North America sales for both brands rose 31% in the quarter, plus 32% in China, 17% in Western Europe and 19% in Latin America, the company also said. The company's gross margin increased 2.2 percentage points to 51.7% (up from 49.5% in 2016), mainly due to the positive effects from a better pricing and channel mix.
For the year, currency-neutral revenues rose 16%, reflecting an 18% increase at Adidas, which had double-digit sales increases in the running category as well as at Adidas Originals and Adidas Neo, plus high-single-digit sales increases in training. Reebok revenue rose 4%, driven by double-digit sales increases in Classics and low-single-digit growth in running. While the brand's international revenues grew at a double-digit rate last year, U.S. sales declined due to many store closures. E-commerce revenue last year rose 57%.
Much is made of how Adidas' focus on street styles has helped the brand gain favor with consumers, but its sports sales still dominate, and the World Cup helped its fourth quarter a lot, according to Wedbush analysts.

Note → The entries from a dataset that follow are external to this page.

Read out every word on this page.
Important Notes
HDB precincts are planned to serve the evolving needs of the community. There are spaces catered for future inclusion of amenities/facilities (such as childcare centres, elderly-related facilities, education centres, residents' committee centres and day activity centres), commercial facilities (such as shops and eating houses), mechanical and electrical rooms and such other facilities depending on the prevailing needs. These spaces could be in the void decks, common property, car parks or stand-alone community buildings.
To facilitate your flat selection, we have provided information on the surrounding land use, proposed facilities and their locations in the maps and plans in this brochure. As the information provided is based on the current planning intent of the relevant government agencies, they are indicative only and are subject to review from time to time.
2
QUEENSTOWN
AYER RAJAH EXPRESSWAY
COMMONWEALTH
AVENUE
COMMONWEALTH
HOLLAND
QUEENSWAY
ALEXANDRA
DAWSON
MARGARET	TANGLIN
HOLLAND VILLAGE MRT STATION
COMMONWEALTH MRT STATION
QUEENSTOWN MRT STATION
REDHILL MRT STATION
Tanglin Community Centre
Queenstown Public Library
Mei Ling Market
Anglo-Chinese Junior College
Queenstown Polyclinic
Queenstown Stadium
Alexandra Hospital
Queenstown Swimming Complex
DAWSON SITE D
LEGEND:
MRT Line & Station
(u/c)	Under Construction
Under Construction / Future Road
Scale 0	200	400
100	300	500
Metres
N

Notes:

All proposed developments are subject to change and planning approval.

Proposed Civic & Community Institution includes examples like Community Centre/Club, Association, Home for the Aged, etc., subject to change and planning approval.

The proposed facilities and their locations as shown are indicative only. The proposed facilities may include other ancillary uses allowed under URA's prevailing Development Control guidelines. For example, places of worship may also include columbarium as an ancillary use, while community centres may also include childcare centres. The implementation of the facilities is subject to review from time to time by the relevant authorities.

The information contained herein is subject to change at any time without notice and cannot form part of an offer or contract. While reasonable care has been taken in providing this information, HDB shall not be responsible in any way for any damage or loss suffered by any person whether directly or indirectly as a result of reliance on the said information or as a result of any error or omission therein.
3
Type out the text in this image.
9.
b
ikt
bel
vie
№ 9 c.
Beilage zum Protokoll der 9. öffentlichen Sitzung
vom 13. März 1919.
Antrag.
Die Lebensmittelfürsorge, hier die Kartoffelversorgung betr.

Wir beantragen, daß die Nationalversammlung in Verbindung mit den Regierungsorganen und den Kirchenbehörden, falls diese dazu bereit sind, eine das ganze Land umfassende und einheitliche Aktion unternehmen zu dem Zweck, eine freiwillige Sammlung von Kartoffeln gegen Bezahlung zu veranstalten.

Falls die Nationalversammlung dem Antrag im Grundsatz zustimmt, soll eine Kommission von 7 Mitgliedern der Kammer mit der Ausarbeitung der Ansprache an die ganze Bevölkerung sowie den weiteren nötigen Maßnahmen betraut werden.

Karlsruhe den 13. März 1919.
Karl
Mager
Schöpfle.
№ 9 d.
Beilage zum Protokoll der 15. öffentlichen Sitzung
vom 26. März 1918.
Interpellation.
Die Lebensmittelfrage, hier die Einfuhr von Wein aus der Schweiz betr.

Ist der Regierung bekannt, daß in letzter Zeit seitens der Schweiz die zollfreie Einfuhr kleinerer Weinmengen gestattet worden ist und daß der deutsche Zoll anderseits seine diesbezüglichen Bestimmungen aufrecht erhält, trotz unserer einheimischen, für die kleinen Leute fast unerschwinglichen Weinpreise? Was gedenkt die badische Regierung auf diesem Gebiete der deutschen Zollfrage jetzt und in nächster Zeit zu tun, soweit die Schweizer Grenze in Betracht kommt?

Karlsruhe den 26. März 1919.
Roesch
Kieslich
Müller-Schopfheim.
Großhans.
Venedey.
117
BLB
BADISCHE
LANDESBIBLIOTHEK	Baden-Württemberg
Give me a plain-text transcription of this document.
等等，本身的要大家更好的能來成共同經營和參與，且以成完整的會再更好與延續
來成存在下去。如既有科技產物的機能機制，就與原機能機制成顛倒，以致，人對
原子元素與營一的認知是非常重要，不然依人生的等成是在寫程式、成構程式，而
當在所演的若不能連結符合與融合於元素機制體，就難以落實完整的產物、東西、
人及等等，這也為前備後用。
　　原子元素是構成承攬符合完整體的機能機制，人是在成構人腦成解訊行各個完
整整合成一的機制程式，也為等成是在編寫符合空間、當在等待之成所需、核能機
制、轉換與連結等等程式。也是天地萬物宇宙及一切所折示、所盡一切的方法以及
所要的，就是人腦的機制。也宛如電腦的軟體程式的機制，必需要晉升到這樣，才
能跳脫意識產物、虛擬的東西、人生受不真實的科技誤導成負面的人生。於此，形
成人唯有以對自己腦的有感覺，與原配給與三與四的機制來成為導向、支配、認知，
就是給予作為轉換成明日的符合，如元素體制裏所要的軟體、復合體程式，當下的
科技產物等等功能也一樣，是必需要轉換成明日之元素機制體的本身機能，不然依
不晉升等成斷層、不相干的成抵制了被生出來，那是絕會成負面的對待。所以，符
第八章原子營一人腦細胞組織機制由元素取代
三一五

Still, Adidas has departed most forcefully from performance sports wear compared to rivals, and that has shown up in its results. Adidas grabbed back the number two spot from Under Armour in 2016, basing much of its comeback on a focus on urban aesthetics and streetwear. That helped stoke sales in North America all last year, where hometown rivals Nike and Under Armour are struggling, and the company's strategic growth areas — North America, greater China and digital commerce — were the main drivers of its performance and its ongoing momentum, according to a statement from Adidas CEO Kasper Rorsted.
"2018 is a key milestone on the road to achieving our long-term targets for 2020. We expect quality growth, with overproportionate bottom-line improvements. This will enable an even stronger increase in profitability by 2020 and allows us to upgrade our long-term target yet again," he said.
Wedbush noted that the company is successfully protecting margins in a competitive athleisure space, according to comments emailed to Retail Dive. For the fourth quarter, operating margin increased 1.7 percentage points to 2.6%, and for the full year, operating margin increased 1.2 percentage points to 9.8%, according to Adidas' press release. "Our checks, however, did point to more promotions in the core business, which may also partially explain the sales boost," Wedbush said in a note to clients.
Indeed for all athletics brands, discounts drove sales at the holidays, according to a Black Friday report from Matt Powell, vice president and senior industry analyst at The NPD Group, who warned that must change this year. "I have low expectations for athletic footwear in 2018," he wrote. "Brands have stated that they will tighten advertising policies to try and rein in the rampant promoting we saw in 2017. While these are the right steps to recovery, it means that in the short term retailers and brands will do less business."